If you are in a situation where law enforcement suspects you of credit card theft, you may wonder how someone can get a hold of a credit card in the first place, particularly from someone who is not an acquaintance. As it turns out, a lot of credit card theft happens by stealing card numbers and other account information, not by taking the card itself.
According to U.S. News and World Report, the FTC reports that credit card fraud has accounted for a loss of $149 million just in the year 2020. So law enforcement takes this crime seriously. Here is a look at some ways criminals get a hold of credit card information.
A lot of social media posts are public, meaning anyone can read them. Many people know not to put sensitive financial information on their social media, but sometimes criminals deduce things like account passwords through other media posts.
For instance, a person may post pictures of a pet and include the pet’s name in the post. Some people use a pet’s name as a password. Criminals gather seemingly uncompromising information like this and use it to try to breach a credit card account.
Running credit card information through a public WiFi also poses a risk since many public WiFi networks have no encryption. A person could hack into the network and acquire credit card numbers and passwords.

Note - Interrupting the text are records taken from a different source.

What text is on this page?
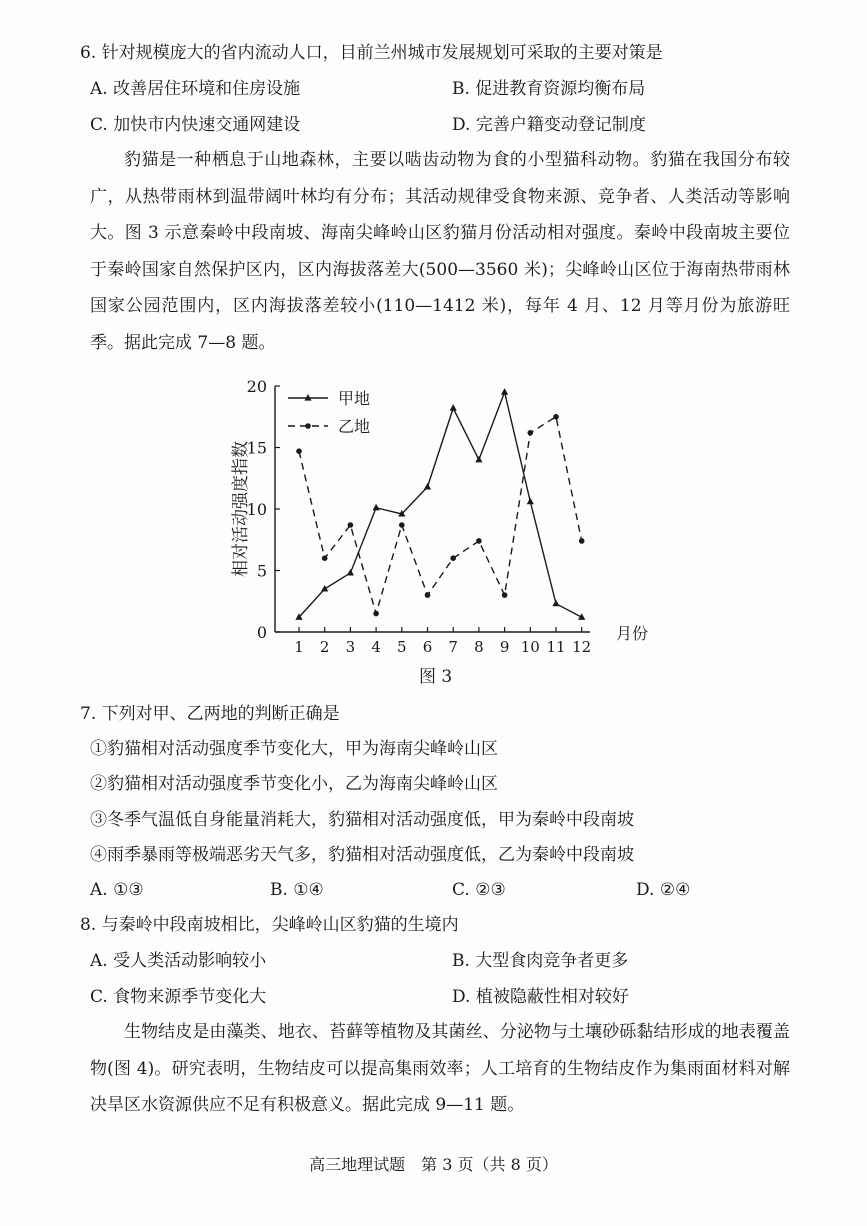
6. 针对规模庞大的省内流动人口，目前兰州城市发展规划可采取的主要对策是
A. 改善居住环境和住房设施	B. 促进教育资源均衡布局
C. 加快市内快速交通网建设	D. 完善户籍变动登记制度
豹猫是一种栖息于山地森林，主要以啮齿动物为食的小型猫科动物。豹猫在我国分布较广，从热带雨林到温带阔叶林均有分布；其活动规律受食物来源、竞争者、人类活动等影响大。图 3 示意秦岭中段南坡、海南尖峰岭山区豹猫月份活动相对强度。秦岭中段南坡主要位于秦岭国家自然保护区内，区内海拔落差大(500—3560 米)；尖峰岭山区位于海南热带雨林国家公园范围内，区内海拔落差较小(110—1412 米)，每年 4 月、12 月等月份为旅游旺季。据此完成 7—8 题。
0
5
10
15
20
1 2 3 4 5 6 7 8 9 10 11 12
月份
相对活动强度指数
甲地
乙地
图 3
7. 下列对甲、乙两地的判断正确是
①豹猫相对活动强度季节变化大，甲为海南尖峰岭山区
②豹猫相对活动强度季节变化小，乙为海南尖峰岭山区
③冬季气温低自身能量消耗大，豹猫相对活动强度低，甲为秦岭中段南坡
④雨季暴雨等极端恶劣天气多，豹猫相对活动强度低，乙为秦岭中段南坡
A. ①③	B. ①④	C. ②③	D. ②④
8. 与秦岭中段南坡相比，尖峰岭山区豹猫的生境内
A. 受人类活动影响较小	B. 大型食肉竞争者更多
C. 食物来源季节变化大	D. 植被隐蔽性相对较好
生物结皮是由藻类、地衣、苔藓等植物及其菌丝、分泌物与土壤砂砾黏结形成的地表覆盖物(图 4)。研究表明，生物结皮可以提高集雨效率；人工培育的生物结皮作为集雨面材料对解决旱区水资源供应不足有积极意义。据此完成 9—11 题。
高三地理试题　第 3 页（共 8 页）
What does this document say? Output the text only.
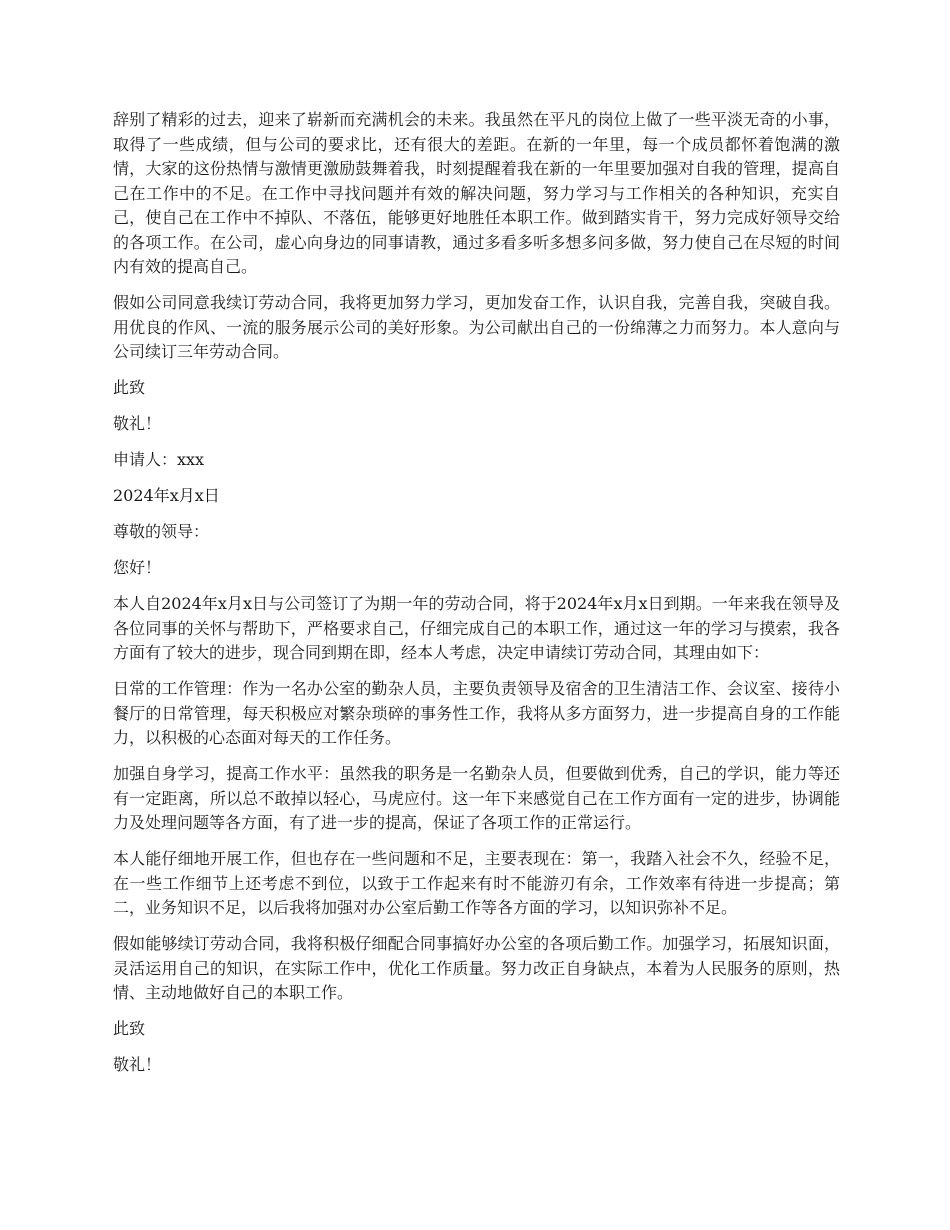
辞别了精彩的过去，迎来了崭新而充满机会的未来。我虽然在平凡的岗位上做了一些平淡无奇的小事，取得了一些成绩，但与公司的要求比，还有很大的差距。在新的一年里，每一个成员都怀着饱满的激情，大家的这份热情与激情更激励鼓舞着我，时刻提醒着我在新的一年里要加强对自我的管理，提高自己在工作中的不足。在工作中寻找问题并有效的解决问题，努力学习与工作相关的各种知识，充实自己，使自己在工作中不掉队、不落伍，能够更好地胜任本职工作。做到踏实肯干，努力完成好领导交给的各项工作。在公司，虚心向身边的同事请教，通过多看多听多想多问多做，努力使自己在尽短的时间内有效的提高自己。

假如公司同意我续订劳动合同，我将更加努力学习，更加发奋工作，认识自我，完善自我，突破自我。用优良的作风、一流的服务展示公司的美好形象。为公司献出自己的一份绵薄之力而努力。本人意向与公司续订三年劳动合同。

此致

敬礼！

申请人：xxx

2024年x月x日

尊敬的领导：

您好！

本人自2024年x月x日与公司签订了为期一年的劳动合同，将于2024年x月x日到期。一年来我在领导及各位同事的关怀与帮助下，严格要求自己，仔细完成自己的本职工作，通过这一年的学习与摸索，我各方面有了较大的进步，现合同到期在即，经本人考虑，决定申请续订劳动合同，其理由如下：

日常的工作管理：作为一名办公室的勤杂人员，主要负责领导及宿舍的卫生清洁工作、会议室、接待小餐厅的日常管理，每天积极应对繁杂琐碎的事务性工作，我将从多方面努力，进一步提高自身的工作能力，以积极的心态面对每天的工作任务。

加强自身学习，提高工作水平：虽然我的职务是一名勤杂人员，但要做到优秀，自己的学识，能力等还有一定距离，所以总不敢掉以轻心，马虎应付。这一年下来感觉自己在工作方面有一定的进步，协调能力及处理问题等各方面，有了进一步的提高，保证了各项工作的正常运行。

本人能仔细地开展工作，但也存在一些问题和不足，主要表现在：第一，我踏入社会不久，经验不足，在一些工作细节上还考虑不到位，以致于工作起来有时不能游刃有余，工作效率有待进一步提高；第二，业务知识不足，以后我将加强对办公室后勤工作等各方面的学习，以知识弥补不足。

假如能够续订劳动合同，我将积极仔细配合同事搞好办公室的各项后勤工作。加强学习，拓展知识面，灵活运用自己的知识，在实际工作中，优化工作质量。努力改正自身缺点，本着为人民服务的原则，热情、主动地做好自己的本职工作。

此致

敬礼！
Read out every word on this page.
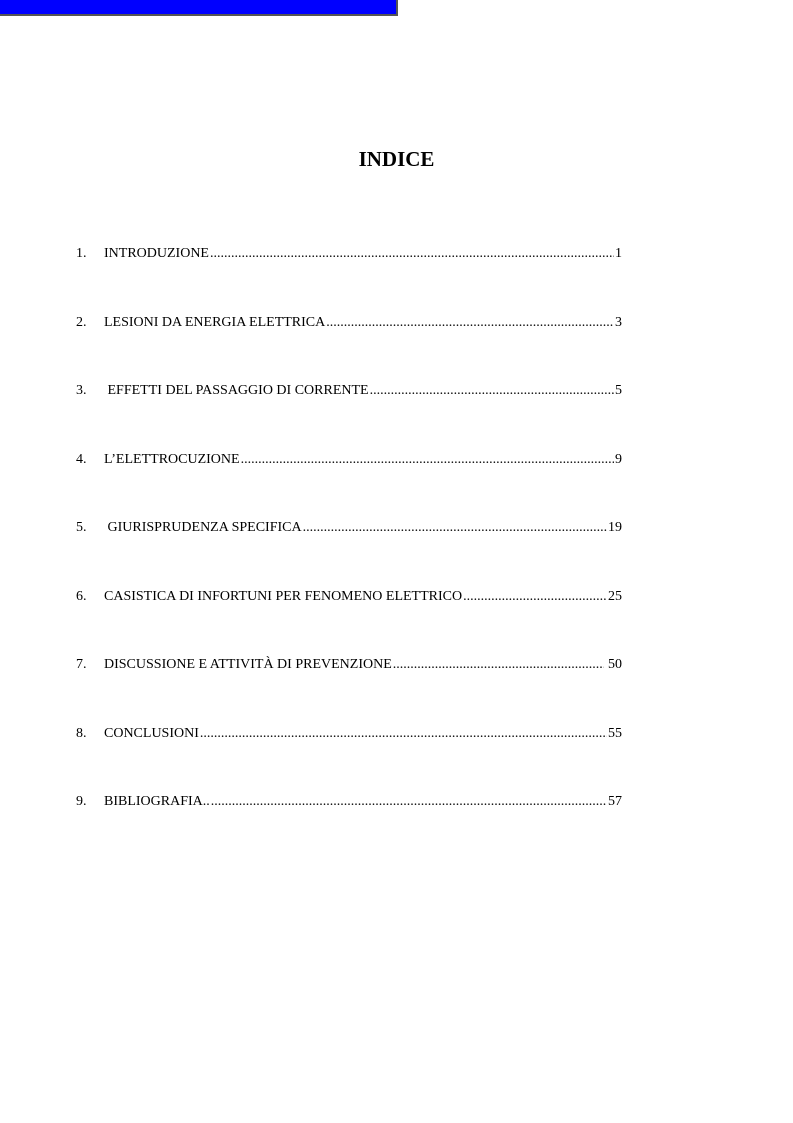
INDICE
1.	INTRODUZIONE .....	1
2.	LESIONI DA ENERGIA ELETTRICA .....	3
3.	EFFETTI DEL PASSAGGIO DI CORRENTE .....	5
4.	L’ELETTROCUZIONE .....	9
5.	GIURISPRUDENZA SPECIFICA .....	19
6.	CASISTICA DI INFORTUNI PER FENOMENO ELETTRICO .....	25
7.	DISCUSSIONE E ATTIVITÀ DI PREVENZIONE .....	50
8.	CONCLUSIONI .....	55
9.	BIBLIOGRAFIA.. .....	57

Sometimes criminals sit in places where people gather with their laptops and tablets in the hopes of catching financial information through a WiFi.
Storing info on a website
Many people keep credit card information saved on an online shopping account for the sake of convenience. Unfortunately, this runs the risk of hackers breaching the account and finding the information. Also, some websites you shop on may not be secure, which makes them more vulnerable to data breaches.
Taking steps to protect credit card information may prevent fraud from happening. It can also decrease the risk that an innocent person will become swept up in a credit card fraud investigation and face charges.